Малина, хотя и чалился тут по статье хорошей, крепкой — «фармазонство», то есть мошенничество, на серьезного человека не тянул: ну какой мошенник из начинающего ломщика валюты под одним из центральных магазинов Москвы! К тому же москвичей на зонах (и не только там) справедливо не любят, а Малинин был коренным москвичом…
И надо же было такому случиться, что и Чалый, и Малина прокололись на одном и том же — стукачестве.
Чалого вынудили ссучиться во время предыдущей отсидки: на крытке менты, приковав блатного цацками, то есть наручниками, к решке, то есть к решетке, ласково пообещали опустить, то есть сделать из него пассивного гомосексуалиста, и Чалый не выдержал.
Малина, человек со слабой, неуравновешенной психикой, дитя столичных бульваров, сломался после первой же прессовки в оперчасти — тоже при первой отсидке.
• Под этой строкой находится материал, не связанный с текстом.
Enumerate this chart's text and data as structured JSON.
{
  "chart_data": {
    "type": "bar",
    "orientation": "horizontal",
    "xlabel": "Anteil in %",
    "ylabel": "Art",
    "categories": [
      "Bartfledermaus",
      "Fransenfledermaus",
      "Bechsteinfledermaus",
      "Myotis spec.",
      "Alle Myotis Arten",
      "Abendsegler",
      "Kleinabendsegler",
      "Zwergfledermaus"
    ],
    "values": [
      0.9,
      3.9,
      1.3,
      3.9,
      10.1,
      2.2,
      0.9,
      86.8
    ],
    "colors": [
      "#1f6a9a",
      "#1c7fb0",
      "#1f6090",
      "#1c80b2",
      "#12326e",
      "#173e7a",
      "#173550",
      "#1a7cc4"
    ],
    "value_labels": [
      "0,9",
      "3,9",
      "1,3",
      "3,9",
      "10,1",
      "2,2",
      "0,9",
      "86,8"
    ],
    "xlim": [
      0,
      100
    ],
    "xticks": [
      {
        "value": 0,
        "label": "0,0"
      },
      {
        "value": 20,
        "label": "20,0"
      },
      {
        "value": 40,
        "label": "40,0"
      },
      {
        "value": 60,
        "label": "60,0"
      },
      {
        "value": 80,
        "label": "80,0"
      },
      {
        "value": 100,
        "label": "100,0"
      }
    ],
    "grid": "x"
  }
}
Однако нет ничего тайного, что бы не стало явным: менты тоже стучат блатным…
Так оно и случилось.
С недавних пор люди из окружения пахана Астры стали что-то очень ласковы с Астафьевым и Малининым, и это навело сук на нехорошие подозрения…
На зоне, хоть бы и на строгаче (которая в отличие от общака считается зоной более правильной), ласковость означает одно: скрытая ненависть. Чалый, проведший за колючкой большую часть жизни, прекрасно ориентировался в понятиях и потому осознавал — неспроста это все, неспроста…
Малина, засунув руку под подушку, что-то искал — руки его дрожали, и это не укрылось от взгляда опытного Астафьева.
— Чего кипешуешь? — спросил тот, не глядя на шестерку.